Physician-level Data Analysis
The most powerful way to impact prescribing change at a hospital is to review the physician-level prescribing data by DRG to determine which physicians are contributing to the expense included in your cost per discharge. This data can be useful to identify any physicians using the prescribed drugs inappropriately, and provide an opportunity to educate the physician on how to better use the valuable resources in the hospital more efficaciously. Physician-level data allows the pharmacy director to use a targeted approach to effect change. Rather than targeting all of the medical staff for an intervention related to a particular DRG code, pharmacy’s efforts become much more strategic and effective.
As an example, when reviewing DRG data, we found a cardiologist who was prescribing 60,000 units of erythropoietin at discharge. Upon further investigation, we discovered he came to this approach after reading an article about a group of patients doing better after discharge as a result of that medication therapy. However, the study was done with only 15 patients.
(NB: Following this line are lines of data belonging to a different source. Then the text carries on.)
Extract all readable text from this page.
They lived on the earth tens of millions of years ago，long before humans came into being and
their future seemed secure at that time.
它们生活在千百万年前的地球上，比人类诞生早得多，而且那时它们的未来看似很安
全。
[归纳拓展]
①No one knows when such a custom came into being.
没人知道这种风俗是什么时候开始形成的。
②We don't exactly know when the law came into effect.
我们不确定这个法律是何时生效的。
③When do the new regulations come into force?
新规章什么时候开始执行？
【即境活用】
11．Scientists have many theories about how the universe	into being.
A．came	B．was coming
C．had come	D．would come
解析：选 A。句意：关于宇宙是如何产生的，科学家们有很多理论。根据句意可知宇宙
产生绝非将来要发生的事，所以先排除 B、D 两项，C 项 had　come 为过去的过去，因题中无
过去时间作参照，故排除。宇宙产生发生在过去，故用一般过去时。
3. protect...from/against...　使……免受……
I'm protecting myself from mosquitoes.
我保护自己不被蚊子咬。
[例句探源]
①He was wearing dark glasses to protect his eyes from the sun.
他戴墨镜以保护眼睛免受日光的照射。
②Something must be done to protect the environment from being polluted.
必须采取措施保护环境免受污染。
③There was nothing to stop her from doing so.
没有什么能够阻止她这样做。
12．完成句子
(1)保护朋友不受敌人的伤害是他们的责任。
After explaining the mechanism action of the drug, and the fact that the study did not have enough patients to be valid, the physician adjusted his practice and the cost per discharge for that DRG improved.
A clinical analytical program based on actual drug costs measured against drug class and DRG benchmarks can be extremely useful in providing data for the budgeting process. This process also can improve drug utilization within your facility. Hospital pharmacy administrators are tasked with analyzing data to drive drug cost opportunities. Planning for this analysis and using reliable benchmarks decreases the upfront work on pharmacy, and allows for a more strategic work effort that will produce faster, quantifiable results.
Prior to implementing analytical tools to manage your pharmacy drug costs, ensure that the following basic programs are incorporated into your normal operating procedures:
- Inventory turns optimized
- Tier market share agreements being met
- Indigent care drug replacement program
- 340B pricing program for eligible facilities
- Auto-substitution programs
- GPO price verification
- Lowest cost alternative available products being purchased
- Monthly review of general ledger
- Clinical programs implemented, supported, and quantified
- Rebate checks and credits, outdated return checks and credits, and borrow/loans reconciled monthly
Richard Rosenfeld, RPh, MBA, is the East Coast Solution Lead for the pharmacy solutions division of Cardinal Health. His responsibilities include oversight of consulting services for several major medical facilities. The pharmacy solutions group helps hospitals improve logistics and procurement of pharmaceuticals, identify clinical and GPO opportunities, optimize ADC use, prepare for Joint Commission regulations, among other services. Prior to his current position within Cardinal Health, Rick was the executive director of pharmacy for the ScrippsHealth Hospital System in San Diego, California for ten years. Rick earned a BS in Pharmacy from Ferris State University and a BA in Chemistry from San Diego State University. He holds an MBA from California State University, San Marcos. Rick is a member of the ASHP, CSHP, NCAP and SNPHA.